Silence fell for a moment or two as Mark wrestled yet again with his anger for the man who had caused his family so much grief. Arley didn't say anything, but her quiet company seemed to steady him, giving him a foothold in the present to hold on to and keep from falling into the past.

"So you can see why he hates me for coming to law school. 'Joining the ranks of the scumbags,' is what he said." He couldn't keep the edge from his voice. He cast her an uneasy look, wondering if he had said too much.

Her head lifted, and she looked up at him with gentle eyes. He felt an odd sensation in his chest, as though soft fingers had brushed him there.

"I'm sorry for what happened to your father. And to you," she said quietly. "It's no secret that lawyers are given a lot of power in our society, and when they abuse that power, the results are awful. You both have every right to feel sorrow and anger for what that man did. I wish it hadn't happened -- I wish I could take it away for you."

He couldn't think of anything to say and so he said nothing. Despite the fact that she hardly knew him, she seemed genuinely upset on his behalf. He looked away again, suddenly unable to look any longer into the bright blue of her eyes.
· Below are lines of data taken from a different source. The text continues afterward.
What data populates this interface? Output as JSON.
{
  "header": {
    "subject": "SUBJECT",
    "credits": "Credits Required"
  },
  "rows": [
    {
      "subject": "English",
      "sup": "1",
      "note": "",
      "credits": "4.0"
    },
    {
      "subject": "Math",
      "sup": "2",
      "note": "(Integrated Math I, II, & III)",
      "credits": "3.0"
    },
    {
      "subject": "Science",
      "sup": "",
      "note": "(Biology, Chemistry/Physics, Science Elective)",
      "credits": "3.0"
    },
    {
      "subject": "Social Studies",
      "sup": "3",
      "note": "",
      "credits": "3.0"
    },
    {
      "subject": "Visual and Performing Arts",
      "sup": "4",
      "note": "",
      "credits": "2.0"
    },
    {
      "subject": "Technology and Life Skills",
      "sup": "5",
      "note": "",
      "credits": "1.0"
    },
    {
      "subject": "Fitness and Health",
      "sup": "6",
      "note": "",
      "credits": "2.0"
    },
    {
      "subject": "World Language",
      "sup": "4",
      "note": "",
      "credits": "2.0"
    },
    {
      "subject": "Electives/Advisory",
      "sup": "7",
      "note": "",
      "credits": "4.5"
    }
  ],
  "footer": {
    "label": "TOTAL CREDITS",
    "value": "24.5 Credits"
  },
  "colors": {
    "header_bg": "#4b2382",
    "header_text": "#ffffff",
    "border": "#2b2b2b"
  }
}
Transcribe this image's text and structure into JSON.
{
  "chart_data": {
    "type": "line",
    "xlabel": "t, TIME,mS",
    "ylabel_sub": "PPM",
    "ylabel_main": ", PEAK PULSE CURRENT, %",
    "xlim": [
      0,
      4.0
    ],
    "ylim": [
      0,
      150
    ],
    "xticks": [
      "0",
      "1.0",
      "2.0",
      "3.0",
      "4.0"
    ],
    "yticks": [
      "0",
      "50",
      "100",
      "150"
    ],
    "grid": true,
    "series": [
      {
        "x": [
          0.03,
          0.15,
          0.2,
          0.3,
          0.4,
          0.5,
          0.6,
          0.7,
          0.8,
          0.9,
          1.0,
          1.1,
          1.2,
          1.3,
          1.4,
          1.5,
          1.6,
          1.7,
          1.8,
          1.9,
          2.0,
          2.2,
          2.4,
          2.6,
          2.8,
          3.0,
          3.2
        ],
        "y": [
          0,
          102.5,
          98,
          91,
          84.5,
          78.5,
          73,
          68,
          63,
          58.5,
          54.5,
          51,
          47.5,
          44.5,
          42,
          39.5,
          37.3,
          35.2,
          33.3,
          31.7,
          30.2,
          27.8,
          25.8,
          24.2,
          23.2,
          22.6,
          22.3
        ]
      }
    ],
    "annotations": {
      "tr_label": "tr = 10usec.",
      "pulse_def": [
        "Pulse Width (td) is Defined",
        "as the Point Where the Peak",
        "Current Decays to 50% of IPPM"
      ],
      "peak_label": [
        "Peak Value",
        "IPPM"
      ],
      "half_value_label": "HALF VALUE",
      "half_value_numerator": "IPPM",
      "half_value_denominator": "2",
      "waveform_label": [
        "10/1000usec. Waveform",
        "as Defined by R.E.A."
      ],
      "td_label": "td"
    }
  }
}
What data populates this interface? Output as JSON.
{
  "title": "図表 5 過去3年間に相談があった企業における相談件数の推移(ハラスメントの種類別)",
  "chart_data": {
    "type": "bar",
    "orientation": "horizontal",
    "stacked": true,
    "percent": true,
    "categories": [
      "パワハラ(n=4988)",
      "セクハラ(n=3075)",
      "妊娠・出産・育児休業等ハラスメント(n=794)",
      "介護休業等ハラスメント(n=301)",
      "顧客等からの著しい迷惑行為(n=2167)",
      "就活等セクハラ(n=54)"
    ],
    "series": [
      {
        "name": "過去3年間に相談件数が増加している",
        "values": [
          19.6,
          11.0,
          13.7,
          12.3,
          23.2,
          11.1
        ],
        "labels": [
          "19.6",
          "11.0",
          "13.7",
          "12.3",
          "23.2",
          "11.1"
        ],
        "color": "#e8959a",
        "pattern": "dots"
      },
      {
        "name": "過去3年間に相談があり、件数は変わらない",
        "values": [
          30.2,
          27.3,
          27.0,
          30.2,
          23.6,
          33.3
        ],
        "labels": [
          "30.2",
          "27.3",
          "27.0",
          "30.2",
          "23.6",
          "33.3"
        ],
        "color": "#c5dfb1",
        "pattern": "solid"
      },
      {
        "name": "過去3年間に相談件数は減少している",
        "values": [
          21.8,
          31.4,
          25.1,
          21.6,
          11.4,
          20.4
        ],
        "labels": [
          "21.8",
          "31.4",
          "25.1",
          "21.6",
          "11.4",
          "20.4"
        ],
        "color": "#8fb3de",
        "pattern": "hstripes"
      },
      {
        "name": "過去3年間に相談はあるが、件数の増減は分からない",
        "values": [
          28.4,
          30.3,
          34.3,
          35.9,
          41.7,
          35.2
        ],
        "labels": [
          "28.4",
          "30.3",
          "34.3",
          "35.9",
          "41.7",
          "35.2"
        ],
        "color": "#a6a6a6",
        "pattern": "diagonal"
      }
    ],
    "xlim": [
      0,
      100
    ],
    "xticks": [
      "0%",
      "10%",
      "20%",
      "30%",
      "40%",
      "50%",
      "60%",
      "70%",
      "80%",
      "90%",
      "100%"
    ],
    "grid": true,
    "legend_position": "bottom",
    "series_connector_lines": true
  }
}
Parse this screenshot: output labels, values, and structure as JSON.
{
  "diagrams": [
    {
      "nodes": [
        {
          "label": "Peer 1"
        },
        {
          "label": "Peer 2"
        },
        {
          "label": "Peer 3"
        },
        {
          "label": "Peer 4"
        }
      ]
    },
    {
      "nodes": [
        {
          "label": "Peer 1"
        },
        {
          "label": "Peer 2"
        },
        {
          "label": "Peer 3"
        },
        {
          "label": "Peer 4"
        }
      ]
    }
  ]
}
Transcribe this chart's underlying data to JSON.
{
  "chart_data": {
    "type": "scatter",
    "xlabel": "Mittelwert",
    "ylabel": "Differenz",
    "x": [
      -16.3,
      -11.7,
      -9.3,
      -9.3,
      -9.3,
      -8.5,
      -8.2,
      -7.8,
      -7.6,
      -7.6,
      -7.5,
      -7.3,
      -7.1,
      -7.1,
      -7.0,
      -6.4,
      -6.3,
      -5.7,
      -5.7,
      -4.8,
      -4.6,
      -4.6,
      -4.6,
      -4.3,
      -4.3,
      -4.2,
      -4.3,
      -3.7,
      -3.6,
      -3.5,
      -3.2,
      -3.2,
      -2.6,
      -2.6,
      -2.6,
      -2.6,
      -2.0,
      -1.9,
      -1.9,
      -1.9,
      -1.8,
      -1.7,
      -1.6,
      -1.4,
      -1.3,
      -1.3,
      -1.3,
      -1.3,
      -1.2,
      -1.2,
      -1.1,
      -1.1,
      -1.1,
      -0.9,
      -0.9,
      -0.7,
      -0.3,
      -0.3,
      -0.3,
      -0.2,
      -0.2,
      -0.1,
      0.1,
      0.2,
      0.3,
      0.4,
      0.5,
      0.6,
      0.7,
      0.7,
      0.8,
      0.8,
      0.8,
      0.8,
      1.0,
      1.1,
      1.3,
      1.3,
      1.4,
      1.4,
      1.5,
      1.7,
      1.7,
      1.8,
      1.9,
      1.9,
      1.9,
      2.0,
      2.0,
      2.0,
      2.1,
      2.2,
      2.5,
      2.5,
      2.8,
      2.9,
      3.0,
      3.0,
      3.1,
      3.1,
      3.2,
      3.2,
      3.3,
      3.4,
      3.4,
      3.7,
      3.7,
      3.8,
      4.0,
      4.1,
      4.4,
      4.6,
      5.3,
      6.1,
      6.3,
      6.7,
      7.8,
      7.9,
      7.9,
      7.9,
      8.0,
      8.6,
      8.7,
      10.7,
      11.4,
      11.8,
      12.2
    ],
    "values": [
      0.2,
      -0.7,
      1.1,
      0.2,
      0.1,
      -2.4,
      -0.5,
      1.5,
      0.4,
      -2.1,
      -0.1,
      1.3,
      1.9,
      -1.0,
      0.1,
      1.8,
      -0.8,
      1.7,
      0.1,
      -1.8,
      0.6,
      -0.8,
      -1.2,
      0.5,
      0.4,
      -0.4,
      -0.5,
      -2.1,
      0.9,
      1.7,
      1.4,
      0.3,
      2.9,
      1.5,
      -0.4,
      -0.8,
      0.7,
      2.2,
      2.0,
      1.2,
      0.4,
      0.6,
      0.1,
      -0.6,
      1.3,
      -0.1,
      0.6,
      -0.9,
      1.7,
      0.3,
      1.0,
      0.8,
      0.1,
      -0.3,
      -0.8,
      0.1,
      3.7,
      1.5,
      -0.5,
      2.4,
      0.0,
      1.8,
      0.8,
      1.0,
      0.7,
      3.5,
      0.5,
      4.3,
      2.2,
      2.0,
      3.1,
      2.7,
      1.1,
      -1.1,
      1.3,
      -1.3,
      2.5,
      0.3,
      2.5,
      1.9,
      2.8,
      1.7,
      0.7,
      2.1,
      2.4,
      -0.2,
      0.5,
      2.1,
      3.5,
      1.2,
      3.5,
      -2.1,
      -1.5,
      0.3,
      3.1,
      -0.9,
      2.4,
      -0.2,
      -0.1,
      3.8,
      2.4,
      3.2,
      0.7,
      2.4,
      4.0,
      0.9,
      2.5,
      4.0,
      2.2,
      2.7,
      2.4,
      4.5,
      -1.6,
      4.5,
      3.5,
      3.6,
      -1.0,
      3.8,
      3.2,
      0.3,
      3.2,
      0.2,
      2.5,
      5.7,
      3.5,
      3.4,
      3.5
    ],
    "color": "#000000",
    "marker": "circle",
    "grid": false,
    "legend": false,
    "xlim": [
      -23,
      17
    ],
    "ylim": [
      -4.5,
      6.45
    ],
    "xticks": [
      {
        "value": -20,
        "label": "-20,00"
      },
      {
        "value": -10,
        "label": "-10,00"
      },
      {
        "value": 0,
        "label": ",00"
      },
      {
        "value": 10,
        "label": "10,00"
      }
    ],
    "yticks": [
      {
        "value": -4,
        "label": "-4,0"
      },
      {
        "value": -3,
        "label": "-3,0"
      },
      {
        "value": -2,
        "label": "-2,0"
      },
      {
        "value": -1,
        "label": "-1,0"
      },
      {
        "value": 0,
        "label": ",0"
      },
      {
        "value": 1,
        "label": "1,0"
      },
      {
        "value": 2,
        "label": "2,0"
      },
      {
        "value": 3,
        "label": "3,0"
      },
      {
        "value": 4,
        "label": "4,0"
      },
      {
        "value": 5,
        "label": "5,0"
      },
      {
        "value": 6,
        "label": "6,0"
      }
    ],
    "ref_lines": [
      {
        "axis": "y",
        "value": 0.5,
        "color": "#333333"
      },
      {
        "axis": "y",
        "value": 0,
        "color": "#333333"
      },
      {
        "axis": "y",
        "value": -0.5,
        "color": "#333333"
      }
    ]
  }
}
"But Mark," she said, her voice kind. "You are not that lawyer. You are not responsible for what he did. And it is not your job to heal your father's pain."

He closed his eyes, his breath catching a little as her words hit home.

"Your father's pain may be justified. But that does not make it okay for him to take it out on you. I don't know why you chose law, but I am certain you did not do so to hurt your father. And if he can't see that..." She paused, and he knew she was searching for the right words.